The location of the pancreas cancer, as visualized by CT scan, will determine the type of the operation.
Cancers of the head of the pancreas may be surgically removable with a pancreaticoduodenectomy or Whipple operation.
Cancers of the body or tail of the pancreas may be surgically removable with a distal pancreatectomy. In removing the body and tail of the pancreas, we often also remove the spleen, because of the very close contact of the two organs, and to better remove the lymph nodes between the two organs. In selected cases tumors in the body or tail of the pancreas may be removed using minimally invasive approaches such as laparoscopic pancreatectomy.
Is the cancer growing into any of the major blood vessels running by the pancreas that would make the removal of the tumor dangerous or impossible?
Typically we use our high definition three-dimensional CT scan to determine whether the cancer is growing into any of the major blood vessels running by the pancreas.
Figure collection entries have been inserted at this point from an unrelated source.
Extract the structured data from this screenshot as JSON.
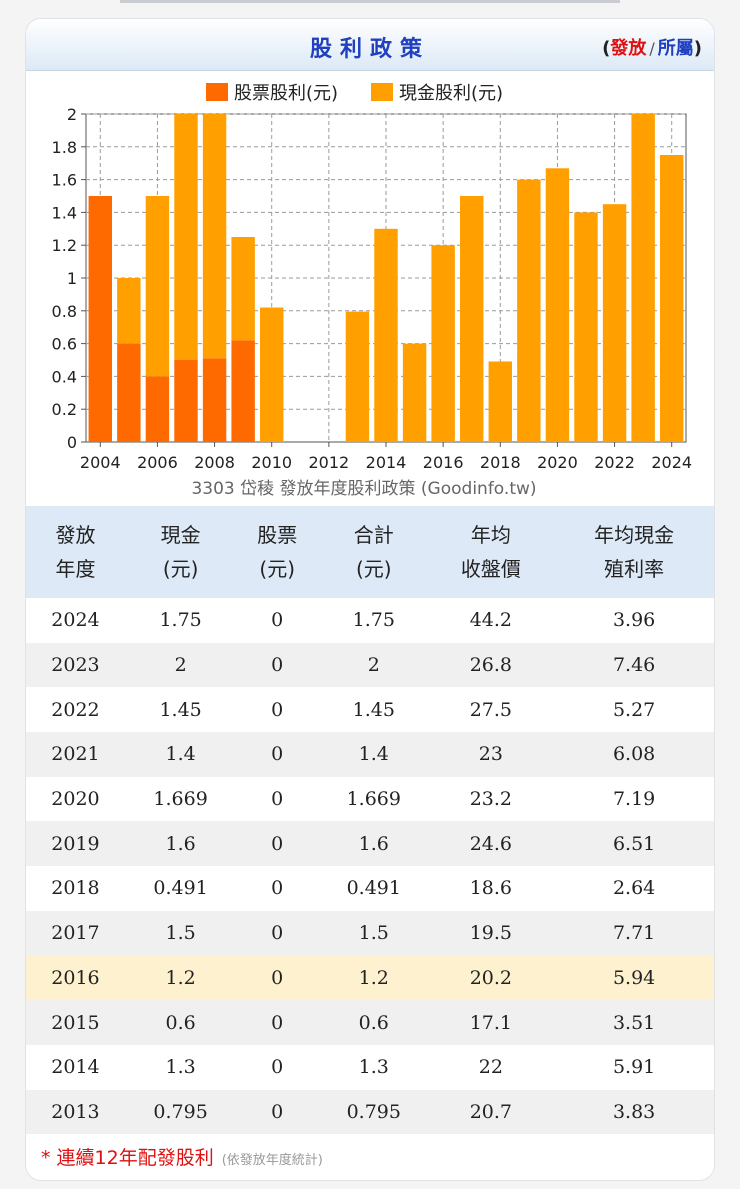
{
  "header": {
    "title": "股利政策",
    "paren_open": "(",
    "paren_close": ")",
    "active_option": "發放",
    "separator": "/",
    "other_option": "所屬"
  },
  "colors": {
    "stock": "#ff6a00",
    "cash": "#ffa000",
    "title_blue": "#2040c0",
    "accent_red": "#e01010"
  },
  "chart_data": {
    "type": "bar",
    "stacked": true,
    "title": "3303 岱稜 發放年度股利政策 (Goodinfo.tw)",
    "legend_position": "top",
    "ylim": [
      0,
      2
    ],
    "yticks": [
      0,
      0.2,
      0.4,
      0.6,
      0.8,
      1,
      1.2,
      1.4,
      1.6,
      1.8,
      2
    ],
    "xtick_labels": [
      "2004",
      "2006",
      "2008",
      "2010",
      "2012",
      "2014",
      "2016",
      "2018",
      "2020",
      "2022",
      "2024"
    ],
    "categories": [
      "2004",
      "2005",
      "2006",
      "2007",
      "2008",
      "2009",
      "2010",
      "2011",
      "2012",
      "2013",
      "2014",
      "2015",
      "2016",
      "2017",
      "2018",
      "2019",
      "2020",
      "2021",
      "2022",
      "2023",
      "2024"
    ],
    "grid": true,
    "series": [
      {
        "name": "股票股利(元)",
        "values": [
          1.5,
          0.6,
          0.4,
          0.5,
          0.51,
          0.62,
          0,
          0,
          0,
          0,
          0,
          0,
          0,
          0,
          0,
          0,
          0,
          0,
          0,
          0,
          0
        ]
      },
      {
        "name": "現金股利(元)",
        "values": [
          0,
          0.4,
          1.1,
          1.5,
          1.55,
          0.63,
          0.82,
          0,
          0,
          0.795,
          1.3,
          0.6,
          1.2,
          1.5,
          0.491,
          1.6,
          1.669,
          1.4,
          1.45,
          2,
          1.75
        ]
      }
    ]
  },
  "table": {
    "headers": [
      [
        "發放",
        "年度"
      ],
      [
        "現金",
        "(元)"
      ],
      [
        "股票",
        "(元)"
      ],
      [
        "合計",
        "(元)"
      ],
      [
        "年均",
        "收盤價"
      ],
      [
        "年均現金",
        "殖利率"
      ]
    ],
    "rows": [
      [
        "2024",
        "1.75",
        "0",
        "1.75",
        "44.2",
        "3.96"
      ],
      [
        "2023",
        "2",
        "0",
        "2",
        "26.8",
        "7.46"
      ],
      [
        "2022",
        "1.45",
        "0",
        "1.45",
        "27.5",
        "5.27"
      ],
      [
        "2021",
        "1.4",
        "0",
        "1.4",
        "23",
        "6.08"
      ],
      [
        "2020",
        "1.669",
        "0",
        "1.669",
        "23.2",
        "7.19"
      ],
      [
        "2019",
        "1.6",
        "0",
        "1.6",
        "24.6",
        "6.51"
      ],
      [
        "2018",
        "0.491",
        "0",
        "0.491",
        "18.6",
        "2.64"
      ],
      [
        "2017",
        "1.5",
        "0",
        "1.5",
        "19.5",
        "7.71"
      ],
      [
        "2016",
        "1.2",
        "0",
        "1.2",
        "20.2",
        "5.94"
      ],
      [
        "2015",
        "0.6",
        "0",
        "0.6",
        "17.1",
        "3.51"
      ],
      [
        "2014",
        "1.3",
        "0",
        "1.3",
        "22",
        "5.91"
      ],
      [
        "2013",
        "0.795",
        "0",
        "0.795",
        "20.7",
        "3.83"
      ]
    ],
    "highlight_year": "2016"
  },
  "footnote": {
    "main": "* 連續12年配發股利",
    "sub": "(依發放年度統計)"
  }
}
In many cases, it is extremely important that these images are obtained on 64 or 32 detector CT machines. These cutting-edge imaging machines are available at Johns Hopkins. Images obtained on 16 or 8 detector machines are significantly inferior in quality.
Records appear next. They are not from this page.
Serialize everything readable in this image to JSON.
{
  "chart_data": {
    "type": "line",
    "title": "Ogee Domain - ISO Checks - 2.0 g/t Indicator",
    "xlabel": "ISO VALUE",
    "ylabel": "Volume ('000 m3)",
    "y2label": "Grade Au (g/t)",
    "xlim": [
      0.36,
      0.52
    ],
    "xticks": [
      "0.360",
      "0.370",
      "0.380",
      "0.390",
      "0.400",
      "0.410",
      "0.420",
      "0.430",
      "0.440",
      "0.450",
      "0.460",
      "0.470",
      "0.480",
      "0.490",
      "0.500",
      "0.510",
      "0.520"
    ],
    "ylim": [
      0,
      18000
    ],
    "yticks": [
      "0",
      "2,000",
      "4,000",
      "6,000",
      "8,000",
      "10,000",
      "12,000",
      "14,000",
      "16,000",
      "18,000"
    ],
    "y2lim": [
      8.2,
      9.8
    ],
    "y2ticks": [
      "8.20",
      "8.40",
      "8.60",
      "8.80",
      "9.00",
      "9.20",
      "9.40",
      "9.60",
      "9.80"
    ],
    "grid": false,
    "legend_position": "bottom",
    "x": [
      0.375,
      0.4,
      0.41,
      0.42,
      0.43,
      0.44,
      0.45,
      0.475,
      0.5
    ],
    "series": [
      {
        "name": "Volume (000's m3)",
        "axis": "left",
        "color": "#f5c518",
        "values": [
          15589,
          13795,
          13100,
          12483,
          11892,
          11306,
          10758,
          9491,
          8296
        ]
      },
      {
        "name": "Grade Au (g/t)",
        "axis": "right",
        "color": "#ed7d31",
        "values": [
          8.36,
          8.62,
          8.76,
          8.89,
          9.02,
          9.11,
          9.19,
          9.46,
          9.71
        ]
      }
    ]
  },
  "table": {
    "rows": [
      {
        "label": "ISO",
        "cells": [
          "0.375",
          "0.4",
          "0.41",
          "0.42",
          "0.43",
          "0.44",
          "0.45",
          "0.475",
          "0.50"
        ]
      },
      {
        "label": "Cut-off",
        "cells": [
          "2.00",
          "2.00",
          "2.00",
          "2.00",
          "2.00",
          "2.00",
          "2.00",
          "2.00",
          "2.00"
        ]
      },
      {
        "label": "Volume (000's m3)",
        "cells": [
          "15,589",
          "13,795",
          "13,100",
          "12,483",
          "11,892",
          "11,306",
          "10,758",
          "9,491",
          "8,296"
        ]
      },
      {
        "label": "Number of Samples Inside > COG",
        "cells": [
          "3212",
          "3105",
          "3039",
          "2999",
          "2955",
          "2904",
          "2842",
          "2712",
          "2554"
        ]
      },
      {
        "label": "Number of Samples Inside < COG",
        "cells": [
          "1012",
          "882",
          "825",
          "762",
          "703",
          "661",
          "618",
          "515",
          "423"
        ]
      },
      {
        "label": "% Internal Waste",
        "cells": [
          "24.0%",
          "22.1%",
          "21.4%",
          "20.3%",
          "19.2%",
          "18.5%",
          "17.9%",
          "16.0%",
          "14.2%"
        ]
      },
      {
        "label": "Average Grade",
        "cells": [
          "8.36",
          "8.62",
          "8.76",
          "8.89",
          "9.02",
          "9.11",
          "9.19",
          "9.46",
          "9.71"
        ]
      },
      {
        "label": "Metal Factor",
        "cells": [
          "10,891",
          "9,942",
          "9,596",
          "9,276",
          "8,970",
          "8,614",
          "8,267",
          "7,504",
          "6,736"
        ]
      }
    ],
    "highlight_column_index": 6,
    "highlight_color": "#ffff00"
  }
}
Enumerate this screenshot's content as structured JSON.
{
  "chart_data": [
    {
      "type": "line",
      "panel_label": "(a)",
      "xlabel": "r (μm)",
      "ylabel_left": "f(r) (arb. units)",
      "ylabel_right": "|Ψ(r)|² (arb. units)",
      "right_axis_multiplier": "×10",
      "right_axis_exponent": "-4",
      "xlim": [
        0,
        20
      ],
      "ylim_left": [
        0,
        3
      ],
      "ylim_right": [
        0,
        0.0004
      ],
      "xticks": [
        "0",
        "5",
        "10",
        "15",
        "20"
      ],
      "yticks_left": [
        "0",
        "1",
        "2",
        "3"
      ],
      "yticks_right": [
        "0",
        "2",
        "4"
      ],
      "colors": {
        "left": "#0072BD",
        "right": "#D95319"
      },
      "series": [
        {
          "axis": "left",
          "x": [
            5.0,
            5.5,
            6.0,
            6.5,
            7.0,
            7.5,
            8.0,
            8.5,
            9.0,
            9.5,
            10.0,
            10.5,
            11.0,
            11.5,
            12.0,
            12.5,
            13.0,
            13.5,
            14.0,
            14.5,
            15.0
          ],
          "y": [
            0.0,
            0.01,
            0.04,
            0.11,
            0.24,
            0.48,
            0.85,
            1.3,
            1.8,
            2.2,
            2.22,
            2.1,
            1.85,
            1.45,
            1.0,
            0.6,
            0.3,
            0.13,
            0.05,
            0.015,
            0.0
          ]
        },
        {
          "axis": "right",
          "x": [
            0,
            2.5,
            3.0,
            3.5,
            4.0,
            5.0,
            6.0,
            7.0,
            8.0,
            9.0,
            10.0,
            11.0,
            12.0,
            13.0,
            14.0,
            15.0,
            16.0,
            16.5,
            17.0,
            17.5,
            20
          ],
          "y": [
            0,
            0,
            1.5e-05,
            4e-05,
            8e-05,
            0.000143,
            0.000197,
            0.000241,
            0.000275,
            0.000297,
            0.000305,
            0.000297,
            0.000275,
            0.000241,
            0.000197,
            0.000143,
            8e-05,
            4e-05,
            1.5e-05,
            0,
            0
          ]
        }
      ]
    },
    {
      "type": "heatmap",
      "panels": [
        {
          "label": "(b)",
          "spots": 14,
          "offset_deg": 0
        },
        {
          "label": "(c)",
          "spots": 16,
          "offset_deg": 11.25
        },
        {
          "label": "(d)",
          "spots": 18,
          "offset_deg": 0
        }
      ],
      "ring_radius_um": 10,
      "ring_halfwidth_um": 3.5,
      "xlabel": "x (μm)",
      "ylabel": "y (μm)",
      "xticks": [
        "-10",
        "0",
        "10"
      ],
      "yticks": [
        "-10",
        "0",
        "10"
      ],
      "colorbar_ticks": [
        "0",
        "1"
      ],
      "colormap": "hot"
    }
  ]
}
Specifically, the major blood vessels we examine are the portal vein/superior mesenteric vein (drains blood from the intestines to the liver), superior mesenteric artery (supplies blood from the heart to the intestines), and the hepatic artery (supplies blood from the heart to the liver). If there is significant involvement of any of these major blood vessels, the pancreas cancer may not be surgically removable (unresectable). In these instances the cancer is best treated medically.
Does the pancreas cancer show evidence of spread to other organs/areas?
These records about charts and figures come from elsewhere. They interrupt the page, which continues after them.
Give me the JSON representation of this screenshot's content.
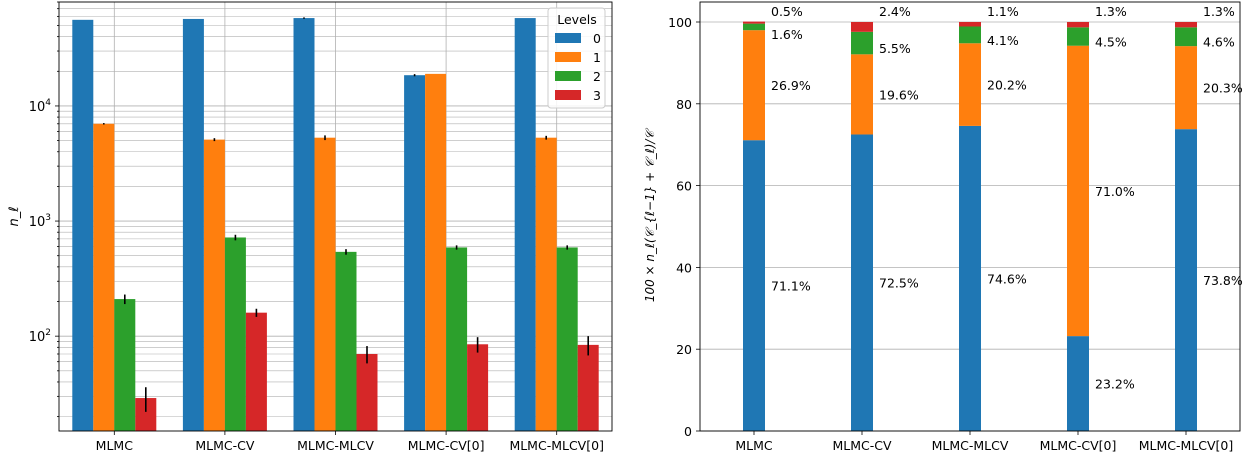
{
  "colors": {
    "level_0": "#1f77b4",
    "level_1": "#ff7f0e",
    "level_2": "#2ca02c",
    "level_3": "#d62728",
    "grid": "#b0b0b0",
    "axis": "#000000",
    "error_bar": "#000000"
  },
  "chart_data": [
    {
      "type": "bar",
      "title": "",
      "xlabel": "",
      "ylabel": "n_ℓ",
      "yscale": "log",
      "ylim": [
        15,
        80000
      ],
      "grid": true,
      "categories": [
        "MLMC",
        "MLMC-CV",
        "MLMC-MLCV",
        "MLMC-CV[0]",
        "MLMC-MLCV[0]"
      ],
      "y_ticks": [
        {
          "value": 100,
          "base": "10",
          "exp": "2"
        },
        {
          "value": 1000,
          "base": "10",
          "exp": "3"
        },
        {
          "value": 10000,
          "base": "10",
          "exp": "4"
        }
      ],
      "legend": {
        "title": "Levels",
        "placement": "top-right",
        "entries": [
          "0",
          "1",
          "2",
          "3"
        ]
      },
      "series": [
        {
          "name": "0",
          "values": [
            56000,
            57000,
            58000,
            18500,
            58000
          ],
          "errors": [
            0,
            0,
            800,
            400,
            0
          ]
        },
        {
          "name": "1",
          "values": [
            7000,
            5100,
            5300,
            19000,
            5300
          ],
          "errors": [
            100,
            150,
            250,
            0,
            200
          ]
        },
        {
          "name": "2",
          "values": [
            210,
            720,
            540,
            590,
            590
          ],
          "errors": [
            20,
            40,
            30,
            25,
            25
          ]
        },
        {
          "name": "3",
          "values": [
            29,
            160,
            70,
            85,
            84
          ],
          "errors": [
            7,
            13,
            12,
            13,
            16
          ]
        }
      ]
    },
    {
      "type": "bar",
      "stacked": true,
      "title": "",
      "xlabel": "",
      "ylabel": "100 × n_ℓ(𝒞_{ℓ−1} + 𝒞_ℓ)/𝒞",
      "ylim": [
        0,
        100
      ],
      "grid": true,
      "categories": [
        "MLMC",
        "MLMC-CV",
        "MLMC-MLCV",
        "MLMC-CV[0]",
        "MLMC-MLCV[0]"
      ],
      "y_ticks": [
        "0",
        "20",
        "40",
        "60",
        "80",
        "100"
      ],
      "series": [
        {
          "name": "0",
          "values": [
            71.1,
            72.5,
            74.6,
            23.2,
            73.8
          ],
          "labels": [
            "71.1%",
            "72.5%",
            "74.6%",
            "23.2%",
            "73.8%"
          ]
        },
        {
          "name": "1",
          "values": [
            26.9,
            19.6,
            20.2,
            71.0,
            20.3
          ],
          "labels": [
            "26.9%",
            "19.6%",
            "20.2%",
            "71.0%",
            "20.3%"
          ]
        },
        {
          "name": "2",
          "values": [
            1.6,
            5.5,
            4.1,
            4.5,
            4.6
          ],
          "labels": [
            "1.6%",
            "5.5%",
            "4.1%",
            "4.5%",
            "4.6%"
          ]
        },
        {
          "name": "3",
          "values": [
            0.5,
            2.4,
            1.1,
            1.3,
            1.3
          ],
          "labels": [
            "0.5%",
            "2.4%",
            "1.1%",
            "1.3%",
            "1.3%"
          ]
        }
      ]
    }
  ]
}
We often determine whether the pancreas cancer has spread (metastasized) to other organs/areas by looking at the CT scan. The organs/areas that we sometimes see evidence of spread are the surrounding lymph nodes, liver, abdominal cavity, and lungs. These suspicious areas show up as abnormal spots that we do not normally see in those locations. If there is evidence of disease spread to surrounding lymph nodes, many times the disease can still be surgically removed.
However, if there is evidence of disease spread to the liver, abdominal cavity, and or lungs, then the disease is not surgically removable (unresectable).
Sometimes we order a PET/CT scan to help clarify whether there is evidence of metastasis. This test measures how much sugar each area of the body is using and tries to determine the likelihood of there being cancer in that location. If metastases are identified, the pancreas cancer may not be surgically removable (unresectable). In these instances the cancer is best treated medically.
Will the patient be able to tolerate the operation?
The decision of whether a patient will be able to tolerate an operation is very complex and best made by a very experienced team. Studies show that patient outcome is best at high volume surgical centers. Surgeons at Johns Hopkins have performed over 3,000 Whipple resections, more than any other institution in the world. Age by itself does not exclude anyone from an operation. We have successfully performed a Whipple operation on a patient over 100 years old. More important than age is the condition of the patient's body and how well their major organs are functioning. If the disease is determined to be resectable, the next step is to schedule surgery.